Пятисотлетняя война в России. Книга первая - страница 36
Треть населения Империи живет с клеймами, как собственный скот, чтобы не бежали и не эмигрировали. Уничтожается последняя вольница в Запорожской сечи, а крепостное право распространяется на Украину. Императрица издает указ о вольности дворянства и выносит смертный приговор Радищеву за книгу, в которой пастельными тонами живописуется истинное политическое и моральное состояние страны.
«Со временем история оценит влияние ее царствования на нравы, — отметит Пушкин, — откроет жестокую деятельность ее деспотизма под личиной кротости и терпимости, народ, угнетенный наместниками, казну, расхищенную любовниками, покажет важные ошибки ее политической экономии, ничтожность в законодательстве, отвратительное фиглярство в сношениях с философами ее столетия, — и тогда голос обольщенного Вольтера не избавит ее славной памяти от проклятия России».
В эпоху Екатерины начальником Тайной канцелярии (названной «экспедицией»), как мы уже упоминали, был ученик и соратник генерала Ушакова — Степан Шешковский.
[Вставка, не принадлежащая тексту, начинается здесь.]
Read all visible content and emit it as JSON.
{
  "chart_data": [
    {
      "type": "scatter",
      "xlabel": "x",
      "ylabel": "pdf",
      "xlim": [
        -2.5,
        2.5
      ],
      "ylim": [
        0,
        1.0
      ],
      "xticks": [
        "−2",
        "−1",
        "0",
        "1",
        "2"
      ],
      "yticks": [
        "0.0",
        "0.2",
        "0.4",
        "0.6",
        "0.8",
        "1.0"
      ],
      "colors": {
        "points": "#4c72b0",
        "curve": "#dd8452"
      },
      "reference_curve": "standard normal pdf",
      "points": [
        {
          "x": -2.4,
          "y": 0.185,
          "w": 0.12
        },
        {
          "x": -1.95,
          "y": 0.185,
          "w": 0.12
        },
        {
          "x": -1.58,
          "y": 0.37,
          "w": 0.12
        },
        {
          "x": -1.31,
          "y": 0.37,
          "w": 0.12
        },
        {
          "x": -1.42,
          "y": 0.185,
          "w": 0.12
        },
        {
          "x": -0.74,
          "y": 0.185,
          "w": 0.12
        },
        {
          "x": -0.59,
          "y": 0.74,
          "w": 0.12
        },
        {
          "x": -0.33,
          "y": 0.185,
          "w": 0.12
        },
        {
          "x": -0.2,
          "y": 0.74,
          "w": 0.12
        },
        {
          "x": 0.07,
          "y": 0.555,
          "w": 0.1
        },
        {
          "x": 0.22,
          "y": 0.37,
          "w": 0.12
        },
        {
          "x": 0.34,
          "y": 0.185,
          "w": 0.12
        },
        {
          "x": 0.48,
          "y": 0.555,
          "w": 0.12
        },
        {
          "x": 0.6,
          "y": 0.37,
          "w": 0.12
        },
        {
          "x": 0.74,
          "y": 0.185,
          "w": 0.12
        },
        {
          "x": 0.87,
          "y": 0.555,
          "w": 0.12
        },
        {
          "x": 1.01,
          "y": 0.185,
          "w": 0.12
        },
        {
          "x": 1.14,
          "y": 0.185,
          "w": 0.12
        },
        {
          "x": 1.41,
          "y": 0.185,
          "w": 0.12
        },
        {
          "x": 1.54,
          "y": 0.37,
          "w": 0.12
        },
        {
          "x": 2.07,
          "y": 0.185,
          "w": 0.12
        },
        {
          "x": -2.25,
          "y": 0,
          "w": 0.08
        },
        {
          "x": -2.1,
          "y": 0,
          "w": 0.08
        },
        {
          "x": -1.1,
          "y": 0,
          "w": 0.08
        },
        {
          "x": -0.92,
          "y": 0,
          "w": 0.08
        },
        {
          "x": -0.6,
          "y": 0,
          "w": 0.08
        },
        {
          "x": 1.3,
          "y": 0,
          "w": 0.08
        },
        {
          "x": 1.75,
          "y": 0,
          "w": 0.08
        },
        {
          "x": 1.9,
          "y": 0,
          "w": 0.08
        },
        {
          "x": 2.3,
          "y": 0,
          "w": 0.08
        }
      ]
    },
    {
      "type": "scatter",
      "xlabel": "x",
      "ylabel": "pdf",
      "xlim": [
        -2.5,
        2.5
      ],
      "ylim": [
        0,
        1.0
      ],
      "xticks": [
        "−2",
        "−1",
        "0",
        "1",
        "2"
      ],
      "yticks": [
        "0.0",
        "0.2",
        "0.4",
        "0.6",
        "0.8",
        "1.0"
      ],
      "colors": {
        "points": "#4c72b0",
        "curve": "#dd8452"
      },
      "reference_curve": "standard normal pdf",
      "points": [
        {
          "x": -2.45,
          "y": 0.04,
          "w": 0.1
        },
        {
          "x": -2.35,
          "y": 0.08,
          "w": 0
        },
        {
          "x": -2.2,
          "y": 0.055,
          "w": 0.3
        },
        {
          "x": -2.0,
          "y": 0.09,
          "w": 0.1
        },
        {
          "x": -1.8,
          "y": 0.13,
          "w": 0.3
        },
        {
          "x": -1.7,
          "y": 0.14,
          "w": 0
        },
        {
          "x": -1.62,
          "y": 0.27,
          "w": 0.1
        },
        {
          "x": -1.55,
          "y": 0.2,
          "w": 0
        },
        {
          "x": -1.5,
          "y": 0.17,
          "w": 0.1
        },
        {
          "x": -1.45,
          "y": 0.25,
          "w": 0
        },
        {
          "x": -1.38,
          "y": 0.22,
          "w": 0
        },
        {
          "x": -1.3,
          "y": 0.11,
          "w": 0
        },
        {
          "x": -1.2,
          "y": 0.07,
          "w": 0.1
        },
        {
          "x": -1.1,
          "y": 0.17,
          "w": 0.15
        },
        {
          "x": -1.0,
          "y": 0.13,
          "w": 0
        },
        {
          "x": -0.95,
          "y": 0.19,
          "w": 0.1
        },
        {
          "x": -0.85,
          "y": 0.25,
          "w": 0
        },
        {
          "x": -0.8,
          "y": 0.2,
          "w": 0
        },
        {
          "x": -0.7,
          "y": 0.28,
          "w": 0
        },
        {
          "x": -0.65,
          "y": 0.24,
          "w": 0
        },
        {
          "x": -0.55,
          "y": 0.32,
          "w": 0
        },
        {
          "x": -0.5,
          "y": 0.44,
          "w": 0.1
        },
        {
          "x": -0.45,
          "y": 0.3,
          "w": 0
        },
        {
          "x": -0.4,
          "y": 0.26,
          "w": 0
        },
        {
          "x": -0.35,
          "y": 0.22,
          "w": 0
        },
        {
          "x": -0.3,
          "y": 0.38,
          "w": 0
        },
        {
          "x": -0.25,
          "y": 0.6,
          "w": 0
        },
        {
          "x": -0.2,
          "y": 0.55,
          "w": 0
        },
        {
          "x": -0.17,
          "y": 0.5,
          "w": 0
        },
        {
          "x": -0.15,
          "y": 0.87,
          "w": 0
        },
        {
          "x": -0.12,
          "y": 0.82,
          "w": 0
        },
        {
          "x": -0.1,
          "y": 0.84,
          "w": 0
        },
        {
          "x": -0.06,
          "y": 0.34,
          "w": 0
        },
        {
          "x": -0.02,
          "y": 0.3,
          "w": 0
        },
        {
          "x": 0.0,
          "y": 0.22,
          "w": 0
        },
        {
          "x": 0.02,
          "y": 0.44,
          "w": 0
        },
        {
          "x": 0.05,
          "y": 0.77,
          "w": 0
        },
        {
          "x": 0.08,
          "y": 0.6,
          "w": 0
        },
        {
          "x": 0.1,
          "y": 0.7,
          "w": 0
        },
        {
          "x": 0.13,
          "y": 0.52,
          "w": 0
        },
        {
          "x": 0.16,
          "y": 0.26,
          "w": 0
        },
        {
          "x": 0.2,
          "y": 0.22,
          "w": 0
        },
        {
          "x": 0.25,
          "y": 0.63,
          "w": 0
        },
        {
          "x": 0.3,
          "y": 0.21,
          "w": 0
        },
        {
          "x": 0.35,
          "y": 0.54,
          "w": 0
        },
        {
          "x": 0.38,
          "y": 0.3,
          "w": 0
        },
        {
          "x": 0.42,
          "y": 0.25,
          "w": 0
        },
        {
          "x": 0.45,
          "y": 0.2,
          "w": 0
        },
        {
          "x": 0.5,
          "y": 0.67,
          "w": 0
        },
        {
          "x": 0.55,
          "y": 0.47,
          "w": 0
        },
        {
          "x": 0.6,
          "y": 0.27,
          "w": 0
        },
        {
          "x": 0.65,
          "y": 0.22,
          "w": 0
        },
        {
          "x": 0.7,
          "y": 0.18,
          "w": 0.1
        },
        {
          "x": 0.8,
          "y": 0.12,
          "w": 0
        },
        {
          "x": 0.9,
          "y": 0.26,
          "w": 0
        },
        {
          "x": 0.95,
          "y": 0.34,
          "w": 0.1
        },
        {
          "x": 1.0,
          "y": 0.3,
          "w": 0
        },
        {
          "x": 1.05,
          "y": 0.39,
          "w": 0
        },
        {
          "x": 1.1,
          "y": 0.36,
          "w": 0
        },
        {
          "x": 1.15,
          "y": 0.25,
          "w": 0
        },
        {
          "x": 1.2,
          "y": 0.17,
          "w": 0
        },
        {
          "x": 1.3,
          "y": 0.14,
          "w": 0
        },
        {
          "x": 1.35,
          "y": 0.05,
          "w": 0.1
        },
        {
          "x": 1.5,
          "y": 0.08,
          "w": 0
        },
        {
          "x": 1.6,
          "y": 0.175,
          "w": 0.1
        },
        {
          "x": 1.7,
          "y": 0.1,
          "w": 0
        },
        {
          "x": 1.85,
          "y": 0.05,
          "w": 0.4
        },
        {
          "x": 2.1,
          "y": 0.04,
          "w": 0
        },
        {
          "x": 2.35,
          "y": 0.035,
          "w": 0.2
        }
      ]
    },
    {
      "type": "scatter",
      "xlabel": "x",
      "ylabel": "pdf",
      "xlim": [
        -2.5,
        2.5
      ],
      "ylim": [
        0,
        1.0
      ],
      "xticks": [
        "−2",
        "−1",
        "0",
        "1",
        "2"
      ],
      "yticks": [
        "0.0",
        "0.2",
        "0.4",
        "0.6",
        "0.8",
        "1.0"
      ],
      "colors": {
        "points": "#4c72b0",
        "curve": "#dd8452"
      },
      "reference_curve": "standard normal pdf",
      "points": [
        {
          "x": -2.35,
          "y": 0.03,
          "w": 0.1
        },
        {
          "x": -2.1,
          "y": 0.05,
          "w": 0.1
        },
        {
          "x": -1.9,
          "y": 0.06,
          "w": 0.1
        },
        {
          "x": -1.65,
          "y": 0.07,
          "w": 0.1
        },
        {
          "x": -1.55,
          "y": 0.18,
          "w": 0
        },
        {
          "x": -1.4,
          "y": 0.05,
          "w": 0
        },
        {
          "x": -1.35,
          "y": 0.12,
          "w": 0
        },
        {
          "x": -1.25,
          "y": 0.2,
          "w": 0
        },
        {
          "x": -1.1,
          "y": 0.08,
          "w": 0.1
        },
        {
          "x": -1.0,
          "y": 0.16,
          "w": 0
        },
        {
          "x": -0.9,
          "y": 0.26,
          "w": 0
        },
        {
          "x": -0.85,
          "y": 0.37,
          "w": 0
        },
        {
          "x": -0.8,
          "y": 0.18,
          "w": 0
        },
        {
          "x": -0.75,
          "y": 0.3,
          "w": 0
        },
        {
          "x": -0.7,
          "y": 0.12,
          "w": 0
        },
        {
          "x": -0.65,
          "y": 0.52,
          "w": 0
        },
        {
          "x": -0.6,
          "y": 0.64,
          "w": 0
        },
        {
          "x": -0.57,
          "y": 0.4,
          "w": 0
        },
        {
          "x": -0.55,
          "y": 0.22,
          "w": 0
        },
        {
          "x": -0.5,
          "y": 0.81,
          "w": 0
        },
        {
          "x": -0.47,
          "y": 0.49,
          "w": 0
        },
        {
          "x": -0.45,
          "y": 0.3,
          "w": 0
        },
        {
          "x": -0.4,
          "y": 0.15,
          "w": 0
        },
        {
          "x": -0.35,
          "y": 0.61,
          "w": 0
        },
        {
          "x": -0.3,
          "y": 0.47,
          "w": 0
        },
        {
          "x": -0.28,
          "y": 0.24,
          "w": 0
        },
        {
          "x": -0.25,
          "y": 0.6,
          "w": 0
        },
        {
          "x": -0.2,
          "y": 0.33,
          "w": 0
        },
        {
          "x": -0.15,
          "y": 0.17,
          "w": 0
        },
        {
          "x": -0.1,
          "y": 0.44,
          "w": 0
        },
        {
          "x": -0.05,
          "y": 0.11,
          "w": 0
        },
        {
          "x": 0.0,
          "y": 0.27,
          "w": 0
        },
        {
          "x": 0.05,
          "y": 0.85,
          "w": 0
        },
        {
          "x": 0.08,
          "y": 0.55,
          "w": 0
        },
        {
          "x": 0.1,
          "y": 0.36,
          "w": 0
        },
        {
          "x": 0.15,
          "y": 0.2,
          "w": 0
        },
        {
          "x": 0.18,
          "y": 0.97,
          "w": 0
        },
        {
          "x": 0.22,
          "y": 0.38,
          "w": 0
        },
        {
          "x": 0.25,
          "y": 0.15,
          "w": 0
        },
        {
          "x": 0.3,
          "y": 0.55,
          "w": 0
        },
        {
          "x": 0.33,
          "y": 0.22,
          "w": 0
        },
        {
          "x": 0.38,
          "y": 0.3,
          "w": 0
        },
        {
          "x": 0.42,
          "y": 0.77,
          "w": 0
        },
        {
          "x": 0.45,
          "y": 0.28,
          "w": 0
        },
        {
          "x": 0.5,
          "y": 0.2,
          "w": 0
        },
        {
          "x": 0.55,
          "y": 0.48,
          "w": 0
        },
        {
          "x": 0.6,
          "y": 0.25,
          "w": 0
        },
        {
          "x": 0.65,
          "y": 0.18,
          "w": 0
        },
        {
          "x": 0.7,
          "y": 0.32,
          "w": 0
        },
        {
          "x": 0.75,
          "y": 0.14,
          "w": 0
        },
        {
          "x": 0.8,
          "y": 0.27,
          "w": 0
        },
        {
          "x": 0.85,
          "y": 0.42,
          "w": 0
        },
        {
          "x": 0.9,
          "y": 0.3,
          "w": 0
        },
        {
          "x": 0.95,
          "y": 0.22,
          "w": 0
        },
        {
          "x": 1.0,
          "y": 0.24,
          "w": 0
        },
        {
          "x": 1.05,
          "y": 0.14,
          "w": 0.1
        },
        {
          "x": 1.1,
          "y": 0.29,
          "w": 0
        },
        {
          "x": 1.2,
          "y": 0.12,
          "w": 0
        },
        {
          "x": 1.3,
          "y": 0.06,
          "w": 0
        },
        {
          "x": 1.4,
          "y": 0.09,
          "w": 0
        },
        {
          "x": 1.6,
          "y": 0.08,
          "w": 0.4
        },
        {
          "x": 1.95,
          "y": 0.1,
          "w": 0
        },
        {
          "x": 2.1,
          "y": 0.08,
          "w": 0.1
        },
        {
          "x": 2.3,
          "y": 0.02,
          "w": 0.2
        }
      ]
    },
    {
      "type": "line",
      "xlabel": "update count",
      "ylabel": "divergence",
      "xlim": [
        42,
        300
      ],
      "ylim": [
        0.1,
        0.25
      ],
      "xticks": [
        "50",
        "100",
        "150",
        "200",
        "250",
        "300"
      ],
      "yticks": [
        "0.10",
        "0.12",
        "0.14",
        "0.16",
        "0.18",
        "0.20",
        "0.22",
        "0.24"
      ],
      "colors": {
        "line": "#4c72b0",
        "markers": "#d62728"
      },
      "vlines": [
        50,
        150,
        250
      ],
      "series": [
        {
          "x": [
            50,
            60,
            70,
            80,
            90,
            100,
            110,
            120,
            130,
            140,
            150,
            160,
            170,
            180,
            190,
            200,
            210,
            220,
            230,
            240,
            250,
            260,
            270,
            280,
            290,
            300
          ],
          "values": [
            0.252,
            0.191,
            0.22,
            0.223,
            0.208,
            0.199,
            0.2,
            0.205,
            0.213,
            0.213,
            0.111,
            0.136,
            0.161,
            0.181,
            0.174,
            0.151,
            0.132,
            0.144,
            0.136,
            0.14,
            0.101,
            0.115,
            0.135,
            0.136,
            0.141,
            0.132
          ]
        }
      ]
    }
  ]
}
Кнут, плети, палки, просто избиения на допросах были совершенно обычным явлением. Современники боялись Шешковского как огня, нисколько не меньше, чем его страшных предшественников.
Обычно Шешковский начинал допрос с неожиданного удара допрашиваемого тростью по лицу, чтобы «привести в изумление». Современники вспоминают, что сам Шешковский мастерски, демонстрируя старую выучку, работал кнутом и плетьми с элементами даже некоторого артистизма. Был он чрезвычайно набожен. Камера пыток была сплошь уставлена иконами, перед которыми под стоны и крики терзаемых Шешковский с умилением читал акафисты сладчайшему Иисусу. Многие не выдерживали пыток и «испускали дух», по выражению историка. С оставшихся в живых бралась «под страхом смертной казни» подписка, подтвержденная клятвой, что они обязуются никому, ни при каких обстоятельствах не разглашать того, что с ними делали в Тайной экспедиции.
Вместе с тем Шешковский вел и научную работу: впервые в истории России (а, возможно, и мира) разработал систему жесточайших пыток, не оставляющих видимых следов, но превращающих пытуемого в физического и психического инвалида. Эта система с успехом применяется и до наших дней. Радищев потерял сознание только от одного известия, что его будет допрашивать Шешковский.
Имея почти неограниченные полномочия, Шешковский по вечерам ходил по некоторым частным домам и порол плетьми хозяев, попавшихся на какой-нибудь либеральной болтовне. Екатерина повсеместно поощряла подобную деятельность службы безопасности.
Окунувшись в русскую войну, она быстро растеряла свои либеральные взгляды, отличаясь от Анны Иоанновны разве что знаниями иностранных языков и большей хитростью. Жестоко преследовалась какая-либо критика, а тем более насмешка над самой императрицей или ее фаворитами. Две молодые фрейлины, нарисовавшие карикатуру на Потемкина, были публично выпороты. Запретив графине Брюс встречаться с одним из придворных, императрица как-то застала молодых людей вдвоем и приказала тут же, на ее глазах, выпороть плетьми обоих.
Однажды Екатерине донесли, что жена генерала Кожина позволила себе произнести в обществе не сколько неосторожных слов. Императрица написала Шешковскому: «Она (Кожина) всякое воскресение бывает в публичном маскараде, пожалуйте (туда) сами и, взяв ее оттуда в Тайную экспедицию, телесно накажите и обратно туда же доставьте со всею благопристойностью».
Если такое творилось наверху, то можно себе представить, что происходило внизу, когда ни чины, ни титулы, ни высочайшие указы о «вольности дворянства» не давали никаких гарантий личной неприкосновенности и безопасности.
«Историю жизни Екатерины можно разделить на две части: частные преступления и публичные злодеяния», — подводит итог этому царствованию историк.
Но надо отдать должное этой женщине: втянутая в войну в чужой стране, ориентируясь на ходу, она прекрасно пользовалась методикой, чередуя террор и внешние войны. Сместив центр тяжести русской экспансии на юг и ослабив давление на Европу, она тем не менее сумела уничтожить Польшу как государство, на что, как на первоочередную задачу, указывал из могилы Петр I.